Não menos preocupante é o modo como o estudo de impacto socioeconômico está sendo elaborado, para atender a uma das quatro recomendações mantidas na anuência afinal concedida pelo próprio Presidente do ICMBio. Pelo visto, esse estudo está sendo novamente preparado de modo remoto, sem o devido contato de seus elaboradores com a realidade local nem com as entidades e lideranças que há décadas analisam as questões mais relevantes, desenvolvem projetos e detêm indispensável experiência.

Esperamos pelo melhor, mas estamos atentos para apontar e documentar os impactos - que já se fazem sentir - e para identificar o papel e a responsabilidade dos diversos atores que se conjugaram para patrocinar a celeridade à custa da prudência (mormente em tempos de caos climático crescente).

Atenciosamente, um grupo de cidadãos preocupados que atuam em diversos campos profissionais, acadêmicos e do Terceiro Setor na região de Visconde de Mauá (em ordem alfabética):

Alfredo Carvalho, álvaro Braga, Carmen Lúcia Carvalho, Carlos Ruggi Bomfim
Carolina Buhler Alves, Cláudio Serricchio, Daniel de Brito, Diva Resende
Jean Pierre, Joaquim Moura, José Tavares, Juliana Mello
Lino Matheus, Luis Armondi, Mauricio Collier, Pedro Cezar Ferreira
Regina Guerra, Renata Merces Leite, Sergio W. Maia

Com cópias enviadas aos ministros do Turismo e do Meio Ambiente, aos governadores dos estados do Rio de Janeiro e de Minas Gerais, ao vice-governador do estado do Rio de Janeiro, aos prefeitos de Resende, Itatiaia e Bocaina de Minas, aos secretários estaduais de Ambiente do RJ e MG, aos Ministérios Públicos Federal e Estadual/RJ, aos presidentes do ICMBio, do Ibama, do INEA, da AMAR e da Mauatur, ao reitor da UERJ, ao Conselho Gestor do Alto Rio Preto, à Senadora Marina Silva, ao Deputado Fernando Gabeira, aos vereadores do município de Resende e a outras autoridades e lideranças locais.

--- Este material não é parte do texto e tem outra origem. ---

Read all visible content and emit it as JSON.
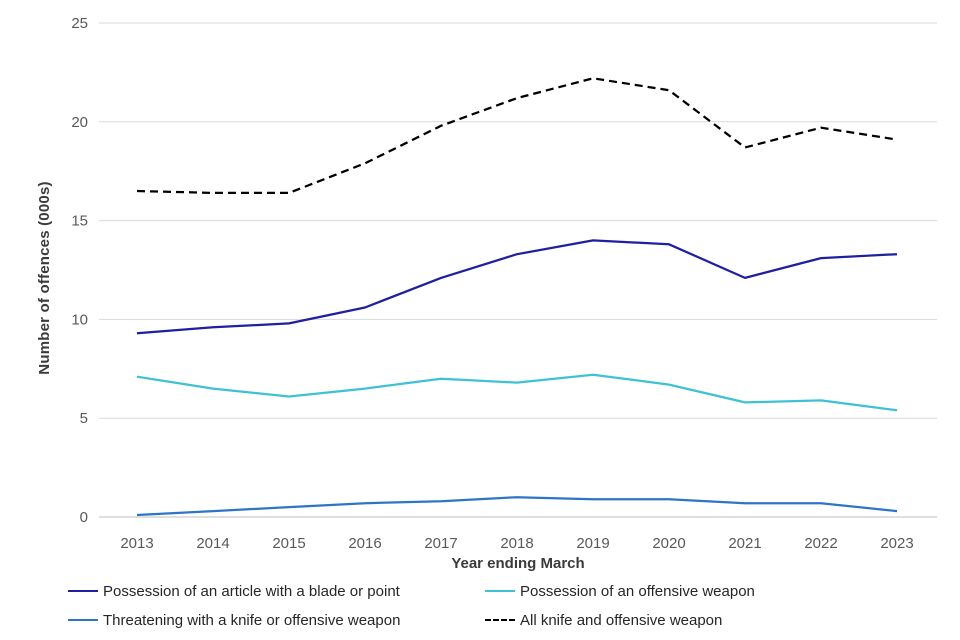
{
  "figure": {
    "y_axis_title": "Number of offences (000s)",
    "x_axis_title": "Year ending March"
  },
  "chart_data": {
    "type": "line",
    "title": "",
    "xlabel": "Year ending March",
    "ylabel": "Number of offences (000s)",
    "x_tick_labels": [
      "2013",
      "2014",
      "2015",
      "2016",
      "2017",
      "2018",
      "2019",
      "2020",
      "2021",
      "2022",
      "2023"
    ],
    "yticks": [
      0,
      5,
      10,
      15,
      20,
      25
    ],
    "ylim": [
      0,
      25
    ],
    "grid": "horizontal gridlines on",
    "gridline_color": "#d9d9d9",
    "baseline_color": "#bfbfbf",
    "tick_label_color": "#595959",
    "legend_position": "bottom, two rows",
    "series": [
      {
        "name": "Possession of an article with a blade or point",
        "color": "#1f1fa0",
        "style": "solid",
        "values": [
          9.3,
          9.6,
          9.8,
          10.6,
          12.1,
          13.3,
          14.0,
          13.8,
          12.1,
          13.1,
          13.3
        ]
      },
      {
        "name": "Possession of an offensive weapon",
        "color": "#3fc1d5",
        "style": "solid",
        "values": [
          7.1,
          6.5,
          6.1,
          6.5,
          7.0,
          6.8,
          7.2,
          6.7,
          5.8,
          5.9,
          5.4
        ]
      },
      {
        "name": "Threatening with a knife or offensive weapon",
        "color": "#2e75c8",
        "style": "solid",
        "values": [
          0.1,
          0.3,
          0.5,
          0.7,
          0.8,
          1.0,
          0.9,
          0.9,
          0.7,
          0.7,
          0.3
        ]
      },
      {
        "name": "All knife and offensive weapon",
        "color": "#000000",
        "style": "dashed",
        "values": [
          16.5,
          16.4,
          16.4,
          17.9,
          19.8,
          21.2,
          22.2,
          21.6,
          18.7,
          19.7,
          19.1
        ]
      }
    ]
  }
}
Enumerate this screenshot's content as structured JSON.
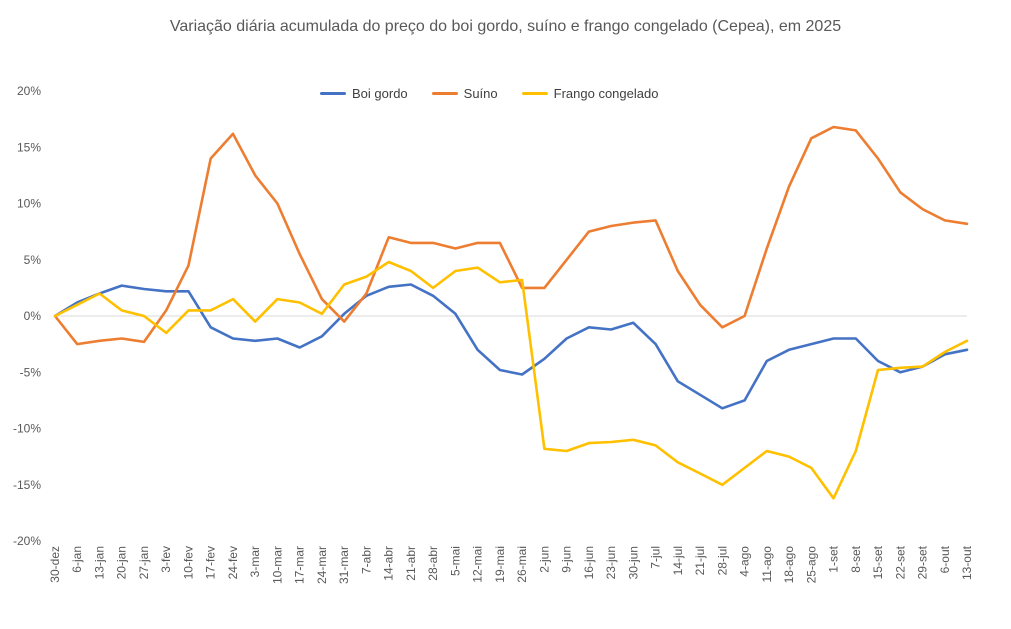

Anexo 2: Sugestão de pauta

Sugestão de pauta para a reunião com técnicos do BID sobre estrada-parque, requalificação das vilas e desenvolvimento promissor da região do Alto Rio Preto

1. Data: a ser indicada pelo BID

2. Local: a ser definido oportunamente

3. Participantes convidados:

  • equipe técnica da APA Federal da Serra da Mantiqueira
  • equipe técnica do Parque Nacional de Itatiaia
  • membros e coordenação do Conselho Gestor da Microbacia do Alto Rio Preto
  • membros e coordenação do Conselho Consultivo da APA da Mantiqueira - CONAPAM
    N.B.: membros de associações e ONGs que atuam na região poderão participar da reunião na qualidade de observadores.

4. Temas

  • Qual é o papel e qual a responsabilidade do BID nos projetos em andamento na região que contam com seu financiamento? O BID preocupa-se tecnicamente com os impactos socioambientais dos projetos que apoia, ou se limita aos aspectos financeiros?
  • O BID avaliou os riscos geológicos diante dos cortes em encostas necessários para alargar o leito da estrada para 7,6 m?
  • O BID avaliou o futuro aumento do fluxo de visitantes e o seu impacto nos rios, nas cachoeiras, no trânsito das vilas etc;?
  • O BID avaliou o aumento populacional e a tendência ao descontrole urbano e à favelização, bem como a efetividade dos instrumentos de controle público e social desses fenômenos previsíveis?
  • O BID considerou a viabilidade econômica do Centro de turismo e artesanato que está sendo construído na vila de Visconde de Mauá, com recursos desse Banco? (ver dúvidas e e placa com o nome do BID )
  • O BID aprovou a prioridade que foi dada à construção desse Centro, no processo de requalificação da vila de Visconde de Mauá, sem qualquer consulta à população local e em detrimento de outras necessidades mais prioritárias, como a urbanização e calçamento do Lote 10 (comunidade popular situada a apenas 500 m da vila de Visconde de Mauá e maior concentração populacional da região)?